The book’s premise is straightforward—successful change occurs when people change their behavior. A person’s behavior is driven by three factors: his logic and rationality (what the authors call the “Rider”), his emotions (the “Elephant”), and his environment (the “Path”). The best way to create change, say the authors, is to “Direct the Rider,” “Motivate the Elephant,” and “Shape the Path.”

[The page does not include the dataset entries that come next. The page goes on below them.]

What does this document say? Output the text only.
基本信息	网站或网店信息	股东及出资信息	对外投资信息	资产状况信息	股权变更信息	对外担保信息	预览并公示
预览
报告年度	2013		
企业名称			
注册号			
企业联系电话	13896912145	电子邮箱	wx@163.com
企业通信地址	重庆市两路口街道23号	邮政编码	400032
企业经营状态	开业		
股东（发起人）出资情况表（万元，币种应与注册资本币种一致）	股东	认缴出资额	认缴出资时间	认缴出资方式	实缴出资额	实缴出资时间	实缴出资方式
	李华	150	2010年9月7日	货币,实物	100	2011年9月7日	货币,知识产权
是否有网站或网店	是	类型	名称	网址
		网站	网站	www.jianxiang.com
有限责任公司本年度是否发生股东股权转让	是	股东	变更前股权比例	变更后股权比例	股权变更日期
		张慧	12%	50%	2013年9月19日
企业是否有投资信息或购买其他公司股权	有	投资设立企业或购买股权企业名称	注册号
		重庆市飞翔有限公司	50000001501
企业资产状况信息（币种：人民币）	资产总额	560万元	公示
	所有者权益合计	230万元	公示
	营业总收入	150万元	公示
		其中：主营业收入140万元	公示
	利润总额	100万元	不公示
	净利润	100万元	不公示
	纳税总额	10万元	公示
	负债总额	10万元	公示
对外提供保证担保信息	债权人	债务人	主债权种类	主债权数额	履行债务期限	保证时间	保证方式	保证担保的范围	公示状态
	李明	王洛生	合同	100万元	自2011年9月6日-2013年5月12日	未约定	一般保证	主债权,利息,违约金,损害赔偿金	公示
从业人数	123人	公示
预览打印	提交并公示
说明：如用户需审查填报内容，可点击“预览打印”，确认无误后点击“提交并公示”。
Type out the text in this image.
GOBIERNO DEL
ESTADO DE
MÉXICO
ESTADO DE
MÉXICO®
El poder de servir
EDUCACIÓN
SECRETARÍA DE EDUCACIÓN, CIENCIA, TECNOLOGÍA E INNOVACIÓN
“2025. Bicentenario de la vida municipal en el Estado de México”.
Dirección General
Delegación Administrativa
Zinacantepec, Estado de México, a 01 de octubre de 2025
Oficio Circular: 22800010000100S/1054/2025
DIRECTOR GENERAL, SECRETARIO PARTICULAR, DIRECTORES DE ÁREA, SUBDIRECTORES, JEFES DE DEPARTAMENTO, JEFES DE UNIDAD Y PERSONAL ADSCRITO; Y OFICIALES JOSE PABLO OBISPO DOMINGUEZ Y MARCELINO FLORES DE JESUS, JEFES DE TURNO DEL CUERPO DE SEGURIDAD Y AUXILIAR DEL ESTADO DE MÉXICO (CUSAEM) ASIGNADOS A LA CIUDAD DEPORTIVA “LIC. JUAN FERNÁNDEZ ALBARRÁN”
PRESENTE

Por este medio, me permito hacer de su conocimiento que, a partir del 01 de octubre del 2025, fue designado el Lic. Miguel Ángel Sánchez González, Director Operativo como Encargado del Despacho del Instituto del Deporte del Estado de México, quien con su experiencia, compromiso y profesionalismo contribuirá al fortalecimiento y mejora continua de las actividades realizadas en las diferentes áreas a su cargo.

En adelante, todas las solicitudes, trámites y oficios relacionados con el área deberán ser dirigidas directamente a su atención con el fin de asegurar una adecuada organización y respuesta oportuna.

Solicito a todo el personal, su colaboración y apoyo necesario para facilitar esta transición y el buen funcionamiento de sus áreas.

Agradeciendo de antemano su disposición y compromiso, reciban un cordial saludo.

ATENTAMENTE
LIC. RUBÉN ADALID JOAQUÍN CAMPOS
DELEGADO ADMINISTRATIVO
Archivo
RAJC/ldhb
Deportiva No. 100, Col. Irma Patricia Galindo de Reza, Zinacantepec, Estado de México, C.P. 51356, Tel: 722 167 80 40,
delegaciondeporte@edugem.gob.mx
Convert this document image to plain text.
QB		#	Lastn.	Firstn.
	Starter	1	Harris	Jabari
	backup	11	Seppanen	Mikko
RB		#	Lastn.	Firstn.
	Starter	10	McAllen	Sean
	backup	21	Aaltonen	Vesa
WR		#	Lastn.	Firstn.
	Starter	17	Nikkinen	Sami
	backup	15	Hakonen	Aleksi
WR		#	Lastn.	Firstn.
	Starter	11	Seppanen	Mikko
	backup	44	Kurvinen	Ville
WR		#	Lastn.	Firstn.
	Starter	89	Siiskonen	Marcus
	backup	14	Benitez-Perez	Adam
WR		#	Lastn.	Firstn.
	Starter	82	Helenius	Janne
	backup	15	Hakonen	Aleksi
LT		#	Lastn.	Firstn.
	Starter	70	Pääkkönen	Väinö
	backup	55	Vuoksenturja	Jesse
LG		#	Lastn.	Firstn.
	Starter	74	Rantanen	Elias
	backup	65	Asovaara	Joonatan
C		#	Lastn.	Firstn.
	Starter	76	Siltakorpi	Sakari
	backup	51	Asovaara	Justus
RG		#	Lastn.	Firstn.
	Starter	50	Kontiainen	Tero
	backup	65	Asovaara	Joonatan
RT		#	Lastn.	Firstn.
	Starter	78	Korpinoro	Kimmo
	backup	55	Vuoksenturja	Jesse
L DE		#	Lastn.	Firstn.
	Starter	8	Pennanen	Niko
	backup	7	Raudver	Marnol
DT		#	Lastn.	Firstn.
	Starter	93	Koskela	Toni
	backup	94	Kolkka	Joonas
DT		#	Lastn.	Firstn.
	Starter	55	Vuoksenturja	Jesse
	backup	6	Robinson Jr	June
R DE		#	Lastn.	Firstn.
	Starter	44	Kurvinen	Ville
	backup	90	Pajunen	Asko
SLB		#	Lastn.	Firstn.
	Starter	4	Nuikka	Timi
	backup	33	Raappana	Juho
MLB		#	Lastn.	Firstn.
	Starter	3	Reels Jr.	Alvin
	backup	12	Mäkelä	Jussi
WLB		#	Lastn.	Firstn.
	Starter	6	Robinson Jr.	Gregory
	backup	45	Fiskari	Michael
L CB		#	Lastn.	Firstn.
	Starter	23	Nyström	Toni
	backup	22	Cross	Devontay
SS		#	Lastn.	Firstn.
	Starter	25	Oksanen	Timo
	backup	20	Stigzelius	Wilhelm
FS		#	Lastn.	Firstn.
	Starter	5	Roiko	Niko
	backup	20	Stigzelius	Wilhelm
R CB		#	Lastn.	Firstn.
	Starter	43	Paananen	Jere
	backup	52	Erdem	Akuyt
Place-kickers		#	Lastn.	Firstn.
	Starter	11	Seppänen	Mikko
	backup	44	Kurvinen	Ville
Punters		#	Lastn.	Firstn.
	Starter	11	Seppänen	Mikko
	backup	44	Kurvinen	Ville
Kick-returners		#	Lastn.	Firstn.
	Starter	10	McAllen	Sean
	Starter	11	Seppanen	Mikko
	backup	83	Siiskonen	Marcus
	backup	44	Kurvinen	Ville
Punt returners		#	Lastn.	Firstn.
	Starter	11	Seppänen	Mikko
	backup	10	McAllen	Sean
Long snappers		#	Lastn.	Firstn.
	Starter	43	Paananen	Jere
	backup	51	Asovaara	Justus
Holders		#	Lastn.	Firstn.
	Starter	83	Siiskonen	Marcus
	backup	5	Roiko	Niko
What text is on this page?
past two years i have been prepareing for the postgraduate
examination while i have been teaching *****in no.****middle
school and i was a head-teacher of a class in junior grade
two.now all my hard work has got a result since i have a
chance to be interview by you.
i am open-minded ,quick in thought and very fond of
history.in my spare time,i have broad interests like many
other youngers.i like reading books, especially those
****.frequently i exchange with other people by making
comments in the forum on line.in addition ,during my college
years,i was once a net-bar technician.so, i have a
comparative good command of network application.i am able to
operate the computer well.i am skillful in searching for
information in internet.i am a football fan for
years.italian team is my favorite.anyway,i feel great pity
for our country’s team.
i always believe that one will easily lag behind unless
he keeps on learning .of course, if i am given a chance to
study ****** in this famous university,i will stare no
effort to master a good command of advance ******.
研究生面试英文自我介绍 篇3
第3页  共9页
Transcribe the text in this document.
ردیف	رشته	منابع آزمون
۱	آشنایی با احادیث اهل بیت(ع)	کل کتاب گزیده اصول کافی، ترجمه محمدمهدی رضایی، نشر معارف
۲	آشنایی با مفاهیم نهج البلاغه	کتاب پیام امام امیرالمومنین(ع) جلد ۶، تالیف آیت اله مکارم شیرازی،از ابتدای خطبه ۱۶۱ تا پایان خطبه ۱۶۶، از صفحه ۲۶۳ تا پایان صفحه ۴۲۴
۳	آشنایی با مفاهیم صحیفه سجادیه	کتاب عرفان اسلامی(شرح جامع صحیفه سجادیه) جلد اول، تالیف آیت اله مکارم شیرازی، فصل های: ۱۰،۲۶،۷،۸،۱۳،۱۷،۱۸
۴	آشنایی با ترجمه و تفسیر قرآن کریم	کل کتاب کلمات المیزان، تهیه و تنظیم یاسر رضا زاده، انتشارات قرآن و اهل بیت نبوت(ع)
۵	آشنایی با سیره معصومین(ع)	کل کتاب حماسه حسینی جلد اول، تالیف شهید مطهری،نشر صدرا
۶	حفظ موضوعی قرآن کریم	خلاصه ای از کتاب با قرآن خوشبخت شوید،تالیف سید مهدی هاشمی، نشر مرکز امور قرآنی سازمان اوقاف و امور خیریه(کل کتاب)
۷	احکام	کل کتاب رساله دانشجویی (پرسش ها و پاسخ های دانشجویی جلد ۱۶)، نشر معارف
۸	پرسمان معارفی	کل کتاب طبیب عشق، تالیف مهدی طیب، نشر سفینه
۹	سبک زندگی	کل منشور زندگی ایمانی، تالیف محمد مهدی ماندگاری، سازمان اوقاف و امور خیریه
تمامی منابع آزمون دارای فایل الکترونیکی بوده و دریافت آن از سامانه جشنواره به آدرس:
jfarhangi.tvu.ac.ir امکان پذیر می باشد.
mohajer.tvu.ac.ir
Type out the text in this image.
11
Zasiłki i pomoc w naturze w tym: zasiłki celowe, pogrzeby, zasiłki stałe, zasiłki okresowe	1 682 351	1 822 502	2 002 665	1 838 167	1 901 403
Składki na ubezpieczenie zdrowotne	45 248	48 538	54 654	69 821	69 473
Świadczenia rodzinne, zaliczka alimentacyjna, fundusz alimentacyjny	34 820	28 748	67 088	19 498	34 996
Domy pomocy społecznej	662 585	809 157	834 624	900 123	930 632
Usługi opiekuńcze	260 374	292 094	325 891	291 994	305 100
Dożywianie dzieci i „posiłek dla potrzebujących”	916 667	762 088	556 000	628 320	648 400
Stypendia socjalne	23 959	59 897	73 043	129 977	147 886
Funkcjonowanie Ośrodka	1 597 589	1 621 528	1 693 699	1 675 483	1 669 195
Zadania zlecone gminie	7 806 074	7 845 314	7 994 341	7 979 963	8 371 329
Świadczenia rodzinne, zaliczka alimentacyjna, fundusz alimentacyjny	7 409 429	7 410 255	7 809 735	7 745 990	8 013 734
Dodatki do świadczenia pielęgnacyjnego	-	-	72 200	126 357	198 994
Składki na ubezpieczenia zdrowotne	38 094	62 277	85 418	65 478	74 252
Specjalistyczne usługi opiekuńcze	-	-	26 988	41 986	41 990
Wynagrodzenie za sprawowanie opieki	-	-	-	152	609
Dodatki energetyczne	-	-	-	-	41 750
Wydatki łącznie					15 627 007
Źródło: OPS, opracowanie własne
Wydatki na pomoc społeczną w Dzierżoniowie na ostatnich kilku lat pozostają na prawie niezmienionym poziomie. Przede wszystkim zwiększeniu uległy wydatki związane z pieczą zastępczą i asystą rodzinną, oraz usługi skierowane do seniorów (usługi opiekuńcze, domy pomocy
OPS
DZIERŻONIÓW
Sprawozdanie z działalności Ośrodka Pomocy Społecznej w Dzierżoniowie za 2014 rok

Most of the book is divided into three sections, each exploring one of these principles. Although the introduction provides the logic behind the principles, I sometimes found it difficult to bring them together into a coherent whole. For example, I found the second principle of change, Motivating the Elephant, insightful, but felt the need to return to the first section on the importance of Directing the Rider so that I could get a better perspective on the dynamic relationship between the two principles. Once I understood where the Rider was taking the willing Elephant, I found that unless I also focused on the barriers in the environment—the Path—neither the Rider nor the Elephant would see the change happen. Is it any wonder that most change efforts fail to deliver their full value?
After having gained an understanding of the three principles of change and seeing that there were only a few pages left in the book, I thought I was going to read a concluding chapter that would tie the thesis into a neat knot. Instead, I found myself reviewing 11 common problems people face when driving for change with advice on how to overcome them. Although this last chapter provides several insightful suggestions, I was disturbed that the authors chose not to bring together what is a very creative and insightful perspective on change.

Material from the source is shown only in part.